South and Central America

Kelly played a key role in negotiating the Alliance for Prosperity in late 2014.

The deal had the U.S. invest $1 billion in Honduras, Guatemala and El Salvador to "stimulate economic growth, reduce inequality, promote educational opportunities, target criminal networks responsible for human trafficking and help create governance and institutions that are transparent and accountable," according to the White House.

At Southern Command, he was vocal about the threat of "transnational organized crime" and warned that radicalized Muslims had left the Caribbean and South America to fight with ISIS in the Middle East.

Border security

Kelly is a proponent of stronger U.S. border enforcement but also believes that more can be done to reduce the number of people hoping to enter the U.S. without documentation, according to a published report.

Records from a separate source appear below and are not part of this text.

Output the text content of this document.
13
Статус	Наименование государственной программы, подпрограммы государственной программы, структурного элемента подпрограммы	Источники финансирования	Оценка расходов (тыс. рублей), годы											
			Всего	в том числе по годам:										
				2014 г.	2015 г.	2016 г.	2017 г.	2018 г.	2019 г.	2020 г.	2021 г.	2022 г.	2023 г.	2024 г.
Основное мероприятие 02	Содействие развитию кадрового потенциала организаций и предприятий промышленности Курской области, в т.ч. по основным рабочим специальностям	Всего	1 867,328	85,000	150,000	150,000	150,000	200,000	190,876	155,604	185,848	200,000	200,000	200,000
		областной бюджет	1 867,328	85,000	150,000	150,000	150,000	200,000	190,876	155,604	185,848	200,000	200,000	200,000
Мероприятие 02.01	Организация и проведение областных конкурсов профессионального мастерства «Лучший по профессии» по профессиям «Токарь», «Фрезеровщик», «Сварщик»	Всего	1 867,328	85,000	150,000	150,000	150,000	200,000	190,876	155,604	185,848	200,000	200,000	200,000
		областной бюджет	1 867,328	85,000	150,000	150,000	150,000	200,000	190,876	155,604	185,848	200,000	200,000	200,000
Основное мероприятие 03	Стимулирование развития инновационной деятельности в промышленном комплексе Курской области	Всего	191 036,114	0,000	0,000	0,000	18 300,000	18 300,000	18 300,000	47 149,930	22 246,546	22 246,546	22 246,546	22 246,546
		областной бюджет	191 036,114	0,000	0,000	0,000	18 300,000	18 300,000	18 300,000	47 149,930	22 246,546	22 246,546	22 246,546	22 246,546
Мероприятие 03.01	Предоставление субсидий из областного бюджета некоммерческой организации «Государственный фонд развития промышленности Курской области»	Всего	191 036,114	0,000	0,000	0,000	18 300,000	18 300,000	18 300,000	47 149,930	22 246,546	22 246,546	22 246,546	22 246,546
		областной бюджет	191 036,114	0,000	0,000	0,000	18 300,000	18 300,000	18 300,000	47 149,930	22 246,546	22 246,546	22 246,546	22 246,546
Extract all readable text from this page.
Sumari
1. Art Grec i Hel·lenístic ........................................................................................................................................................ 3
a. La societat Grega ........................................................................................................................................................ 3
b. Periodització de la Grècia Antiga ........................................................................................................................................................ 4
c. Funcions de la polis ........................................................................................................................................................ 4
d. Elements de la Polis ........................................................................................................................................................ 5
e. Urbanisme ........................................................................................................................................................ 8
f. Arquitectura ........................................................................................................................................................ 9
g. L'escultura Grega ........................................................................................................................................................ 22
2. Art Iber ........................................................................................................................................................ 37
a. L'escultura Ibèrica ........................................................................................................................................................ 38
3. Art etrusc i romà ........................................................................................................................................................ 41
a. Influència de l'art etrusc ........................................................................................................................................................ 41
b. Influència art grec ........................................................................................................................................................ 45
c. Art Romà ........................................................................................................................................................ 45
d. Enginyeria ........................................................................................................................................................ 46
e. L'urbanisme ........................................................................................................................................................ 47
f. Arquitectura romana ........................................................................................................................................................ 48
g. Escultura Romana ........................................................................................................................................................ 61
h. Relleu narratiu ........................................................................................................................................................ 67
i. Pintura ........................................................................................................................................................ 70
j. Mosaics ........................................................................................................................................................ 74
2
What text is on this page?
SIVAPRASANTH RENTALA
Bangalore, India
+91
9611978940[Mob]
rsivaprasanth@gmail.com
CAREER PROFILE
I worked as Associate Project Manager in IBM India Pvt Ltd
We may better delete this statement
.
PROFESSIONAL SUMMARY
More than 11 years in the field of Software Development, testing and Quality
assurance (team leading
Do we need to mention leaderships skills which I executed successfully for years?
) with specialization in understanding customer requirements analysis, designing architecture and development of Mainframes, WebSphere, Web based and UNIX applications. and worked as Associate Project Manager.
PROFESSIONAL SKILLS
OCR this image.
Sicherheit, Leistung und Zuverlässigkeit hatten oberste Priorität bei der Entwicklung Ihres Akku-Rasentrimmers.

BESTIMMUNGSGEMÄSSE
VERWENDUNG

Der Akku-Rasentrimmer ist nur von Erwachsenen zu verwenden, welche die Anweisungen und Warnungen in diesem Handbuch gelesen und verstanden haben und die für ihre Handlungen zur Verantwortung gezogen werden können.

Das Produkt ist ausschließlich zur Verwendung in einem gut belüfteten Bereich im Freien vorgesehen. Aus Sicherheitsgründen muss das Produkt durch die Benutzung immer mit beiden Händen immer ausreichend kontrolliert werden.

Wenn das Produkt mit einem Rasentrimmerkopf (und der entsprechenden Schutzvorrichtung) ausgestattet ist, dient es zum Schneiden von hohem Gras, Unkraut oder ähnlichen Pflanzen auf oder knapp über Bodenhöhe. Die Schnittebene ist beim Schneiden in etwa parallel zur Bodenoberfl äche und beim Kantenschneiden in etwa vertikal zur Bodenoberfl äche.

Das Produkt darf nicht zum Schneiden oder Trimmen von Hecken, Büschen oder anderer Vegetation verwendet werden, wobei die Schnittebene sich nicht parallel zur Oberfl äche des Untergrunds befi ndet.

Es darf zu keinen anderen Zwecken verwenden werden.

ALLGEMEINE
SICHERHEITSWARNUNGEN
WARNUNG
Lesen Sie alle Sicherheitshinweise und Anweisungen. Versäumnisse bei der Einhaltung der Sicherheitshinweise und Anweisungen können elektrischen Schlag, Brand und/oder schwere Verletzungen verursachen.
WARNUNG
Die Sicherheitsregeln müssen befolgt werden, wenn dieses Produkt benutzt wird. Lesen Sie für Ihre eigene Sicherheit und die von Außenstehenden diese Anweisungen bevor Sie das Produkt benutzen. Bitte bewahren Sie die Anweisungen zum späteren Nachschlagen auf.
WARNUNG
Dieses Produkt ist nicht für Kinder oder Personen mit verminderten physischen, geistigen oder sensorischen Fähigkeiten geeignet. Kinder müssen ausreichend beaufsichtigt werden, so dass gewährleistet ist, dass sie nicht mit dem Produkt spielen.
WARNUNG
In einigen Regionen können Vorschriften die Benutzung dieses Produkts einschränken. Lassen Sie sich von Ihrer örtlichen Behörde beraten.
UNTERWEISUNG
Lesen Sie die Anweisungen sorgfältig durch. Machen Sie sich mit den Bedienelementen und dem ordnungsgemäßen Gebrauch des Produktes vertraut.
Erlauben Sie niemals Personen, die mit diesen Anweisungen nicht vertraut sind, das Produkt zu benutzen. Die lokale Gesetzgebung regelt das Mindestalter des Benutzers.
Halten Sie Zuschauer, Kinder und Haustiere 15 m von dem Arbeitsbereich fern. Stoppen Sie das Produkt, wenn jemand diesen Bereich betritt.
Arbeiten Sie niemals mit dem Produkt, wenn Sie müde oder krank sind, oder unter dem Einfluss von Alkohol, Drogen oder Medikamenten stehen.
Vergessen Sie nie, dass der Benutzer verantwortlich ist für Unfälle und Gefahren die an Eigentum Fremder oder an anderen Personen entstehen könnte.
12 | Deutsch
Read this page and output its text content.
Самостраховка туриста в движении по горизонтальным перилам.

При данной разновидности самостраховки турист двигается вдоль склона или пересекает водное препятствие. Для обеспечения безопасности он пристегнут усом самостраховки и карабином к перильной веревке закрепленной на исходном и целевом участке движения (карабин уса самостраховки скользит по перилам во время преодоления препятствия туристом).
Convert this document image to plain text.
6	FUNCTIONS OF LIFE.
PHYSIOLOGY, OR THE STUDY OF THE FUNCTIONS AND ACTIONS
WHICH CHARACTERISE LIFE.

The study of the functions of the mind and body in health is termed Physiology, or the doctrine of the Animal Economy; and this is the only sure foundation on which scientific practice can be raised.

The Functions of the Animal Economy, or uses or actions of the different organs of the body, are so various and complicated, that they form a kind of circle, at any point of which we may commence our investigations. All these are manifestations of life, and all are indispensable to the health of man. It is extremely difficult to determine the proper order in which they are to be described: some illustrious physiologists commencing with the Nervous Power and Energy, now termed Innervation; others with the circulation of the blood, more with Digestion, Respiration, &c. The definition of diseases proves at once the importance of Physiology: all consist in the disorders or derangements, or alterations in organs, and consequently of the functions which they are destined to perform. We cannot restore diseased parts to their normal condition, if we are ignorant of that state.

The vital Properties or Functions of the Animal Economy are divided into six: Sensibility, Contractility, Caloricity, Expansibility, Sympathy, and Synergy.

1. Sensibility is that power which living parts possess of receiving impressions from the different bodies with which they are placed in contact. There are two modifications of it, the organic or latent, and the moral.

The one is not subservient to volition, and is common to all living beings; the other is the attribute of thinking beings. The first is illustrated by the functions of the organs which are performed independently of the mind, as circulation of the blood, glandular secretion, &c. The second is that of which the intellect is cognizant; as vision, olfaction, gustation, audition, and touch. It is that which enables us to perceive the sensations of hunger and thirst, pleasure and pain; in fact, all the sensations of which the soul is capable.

"I think you have to have - we have a right to protect our borders, whether they're seaward, coastlines or land borders," Kelly told Military Times in January 2016.

"We have a right to do that. Every country has a right to do that. Obviously, some form of control, whether it's a wall or a fence. But if the countries where these migrants come from have reasonable levels of violence and reasonable levels of economic opportunity, then the people won't leave to come here," he said.

ABC News' Cheyenne Haslett and Dylan Wells contributed to this report.